- Born: Felipe Natanio c. 1945 Commonwealth of the Philippines
- Died: August 28, 2008 (aged 62–63) Quezon City, Philippines
- Occupation: Street vendor

= Mang Pandoy =

Filipino street vendor

Felipe Natanio (1945 – August 28, 2008) was a Filipino street vendor whose claim to fame was his role, under the pseudonym "Mang Pandoy" (Mister Pandoy), as "the face of the poor" during the administration of President Fidel V. Ramos.

==The Face of the Poor==
Natanio shot to national fame as the result of the 1992 Presidential Debates, where host Randy David showed a video presentation of the street vendor's life circumstances before asking the candidates how they would address poverty, as exemplified and humanized by Natanio's story.
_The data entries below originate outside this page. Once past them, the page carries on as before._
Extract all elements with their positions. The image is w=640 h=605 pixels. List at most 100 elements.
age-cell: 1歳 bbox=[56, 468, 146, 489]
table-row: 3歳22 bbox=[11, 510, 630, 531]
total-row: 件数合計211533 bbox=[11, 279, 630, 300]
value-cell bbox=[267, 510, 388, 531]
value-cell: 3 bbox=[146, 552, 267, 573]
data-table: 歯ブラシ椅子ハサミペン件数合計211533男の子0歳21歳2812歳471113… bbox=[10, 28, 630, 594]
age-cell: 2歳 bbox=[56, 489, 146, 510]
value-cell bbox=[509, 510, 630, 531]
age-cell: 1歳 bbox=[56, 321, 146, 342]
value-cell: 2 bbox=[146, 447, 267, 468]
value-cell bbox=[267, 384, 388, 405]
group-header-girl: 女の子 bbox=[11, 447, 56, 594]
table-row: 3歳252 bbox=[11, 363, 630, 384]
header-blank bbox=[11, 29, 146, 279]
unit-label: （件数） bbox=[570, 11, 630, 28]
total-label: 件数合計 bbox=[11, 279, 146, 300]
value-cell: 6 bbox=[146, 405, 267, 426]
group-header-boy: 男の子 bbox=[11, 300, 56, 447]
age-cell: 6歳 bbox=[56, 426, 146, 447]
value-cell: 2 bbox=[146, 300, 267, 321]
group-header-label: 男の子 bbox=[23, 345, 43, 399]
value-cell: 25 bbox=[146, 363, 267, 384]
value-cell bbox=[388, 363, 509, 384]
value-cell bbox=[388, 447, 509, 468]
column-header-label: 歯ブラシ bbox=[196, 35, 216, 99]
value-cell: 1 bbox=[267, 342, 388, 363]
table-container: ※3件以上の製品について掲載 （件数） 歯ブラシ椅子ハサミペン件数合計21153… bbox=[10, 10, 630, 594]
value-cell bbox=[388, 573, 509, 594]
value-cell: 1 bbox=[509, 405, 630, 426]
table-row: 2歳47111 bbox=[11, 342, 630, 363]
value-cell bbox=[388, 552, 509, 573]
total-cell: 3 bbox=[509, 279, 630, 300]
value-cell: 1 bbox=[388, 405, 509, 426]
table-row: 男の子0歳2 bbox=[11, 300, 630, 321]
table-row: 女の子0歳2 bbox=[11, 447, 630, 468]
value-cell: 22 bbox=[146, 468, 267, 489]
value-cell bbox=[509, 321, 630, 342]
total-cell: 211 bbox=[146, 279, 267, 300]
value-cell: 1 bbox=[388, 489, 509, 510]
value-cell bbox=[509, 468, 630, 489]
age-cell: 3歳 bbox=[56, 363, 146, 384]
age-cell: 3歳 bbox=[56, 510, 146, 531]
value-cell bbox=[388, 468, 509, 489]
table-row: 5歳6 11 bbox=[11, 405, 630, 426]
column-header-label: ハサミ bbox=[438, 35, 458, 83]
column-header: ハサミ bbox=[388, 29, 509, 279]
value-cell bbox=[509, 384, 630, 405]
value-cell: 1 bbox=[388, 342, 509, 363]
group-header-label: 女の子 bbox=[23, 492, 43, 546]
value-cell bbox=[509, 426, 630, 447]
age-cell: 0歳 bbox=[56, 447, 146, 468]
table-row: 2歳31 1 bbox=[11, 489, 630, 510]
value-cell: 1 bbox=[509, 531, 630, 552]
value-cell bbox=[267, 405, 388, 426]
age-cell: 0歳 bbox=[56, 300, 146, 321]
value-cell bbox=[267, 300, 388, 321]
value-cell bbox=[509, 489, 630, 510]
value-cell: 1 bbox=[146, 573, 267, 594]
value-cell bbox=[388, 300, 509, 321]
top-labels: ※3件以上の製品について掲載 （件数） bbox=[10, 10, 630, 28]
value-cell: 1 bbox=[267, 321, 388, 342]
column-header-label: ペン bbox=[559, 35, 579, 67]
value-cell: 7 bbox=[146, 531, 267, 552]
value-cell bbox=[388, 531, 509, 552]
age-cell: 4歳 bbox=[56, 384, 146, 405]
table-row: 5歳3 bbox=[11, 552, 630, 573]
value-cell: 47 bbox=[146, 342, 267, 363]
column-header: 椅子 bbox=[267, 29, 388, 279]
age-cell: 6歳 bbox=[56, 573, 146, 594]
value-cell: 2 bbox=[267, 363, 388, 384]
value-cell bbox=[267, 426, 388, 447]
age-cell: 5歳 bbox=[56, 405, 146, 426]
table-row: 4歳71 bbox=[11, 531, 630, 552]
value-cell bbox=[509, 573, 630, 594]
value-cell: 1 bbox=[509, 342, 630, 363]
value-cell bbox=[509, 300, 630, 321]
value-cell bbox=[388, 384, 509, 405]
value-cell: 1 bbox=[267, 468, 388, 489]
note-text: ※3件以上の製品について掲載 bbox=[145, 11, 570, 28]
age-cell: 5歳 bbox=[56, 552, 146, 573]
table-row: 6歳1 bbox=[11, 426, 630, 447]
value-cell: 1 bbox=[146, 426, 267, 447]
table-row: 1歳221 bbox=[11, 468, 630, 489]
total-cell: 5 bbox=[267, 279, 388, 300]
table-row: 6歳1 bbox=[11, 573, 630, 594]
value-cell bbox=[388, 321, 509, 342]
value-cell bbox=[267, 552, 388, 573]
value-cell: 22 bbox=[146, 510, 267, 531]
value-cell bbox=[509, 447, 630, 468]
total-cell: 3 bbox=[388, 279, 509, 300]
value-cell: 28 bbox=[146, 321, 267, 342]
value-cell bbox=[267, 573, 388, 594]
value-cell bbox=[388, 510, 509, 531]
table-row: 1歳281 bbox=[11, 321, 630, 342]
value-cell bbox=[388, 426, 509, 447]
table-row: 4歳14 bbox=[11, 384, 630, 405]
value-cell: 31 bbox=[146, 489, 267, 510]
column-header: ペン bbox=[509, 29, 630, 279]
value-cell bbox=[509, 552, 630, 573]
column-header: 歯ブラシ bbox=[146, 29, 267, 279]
During the segment, his identity was concealed under the pseudonym "Mang Pandoy."

Living in a small shack in Commonwealth village in Quezon City, Mang Pandoy's education had ended in the third grade, and he earned a living for himself and his eight children by selling vegetables by the street side. This earned him about Php50 a day. By 1992, however, he had gotten too sick to do even that and was at a loss over how he would feed his family. He joked that he would be willing to be shot in exchange for Php 100 000, which would provide for his family's needs.

When Fidel Ramos won the presidential election, the new president presented Mang Pandoy to the Philippine public in his first State of the Nation Address (SONA) as "the face of the poor," promising him and other poor Filipinos a better life.

==Doleouts==
Since Ramos had called attention to his plight, Mang Pandoy was presented with a number of new opportunities during the Ramos administration. He was hired as the co-host of "Ang Pandayan ni Mang Pandoy", a weekly television show on the government-owned television network PTV 4 (now NBN 4), where he earned at least Php2,000 per episode. Later, he was hired as a consultant by the then Speaker of the Philippine House of Representatives, Jose de Venecia. These jobs were his last employment. He would later receive doleouts both from De Venecia and from the Quezon City government but he was unable to make the money grow, and he eventually faded into relative obscurity.

==Death and legacy==
At about 6:30 p.m. August 28, 2008, at age 63, Mang Pandoy finally succumbed to tuberculosis, a symbol of the Filipino poor and, in the words of one news report, "an icon of token relief and unkept promises."

One commentator, expounding on the events that brought Mang Pandoy from poverty to fame and back noted:
Mang Pandoy, whose earthly remains had been logged in an arm stretch of soggy earth, was a prop, period. He was an extra in a political telenovela. There was no intent to make his life the anchor of a massive and inspired poverty-alleviation program, period.

Jaime Aristotle Alip, CEO and founder of Center for Agriculture and Rural Development Mutually Reinforcing Institutions (CARD MRI) which one 2008's Ramon Magsaysay award for public service, took note of the icon's death at a forum after receiving the award, noting the need for long-term solutions to poverty in the Philippines rather than the dole-out approach that Mang Pandoy's story typified. Alip noted:
"It takes three to five years to bring a family out of poverty. It takes another five to eight years to stabilize them because a calamity could come and then everything they've worked for could be destroyed. And then you need another five years to move them from microentrepreneurs to full-fledged SMEs. It takes a real commitment for change, for sustainable development."

Since his family could not afford a burial for Mang Pandoy the Department of Social Welfare and Development (DSWD) eventually gave Php12,500 so that "the Face of the Filipino Poor" could finally be buried.

Although Mang Pandoy's symbolic role in Philippine history has been far greater, it has been likened to that of Joe The Plumber in the 2008 US Presidential Elections.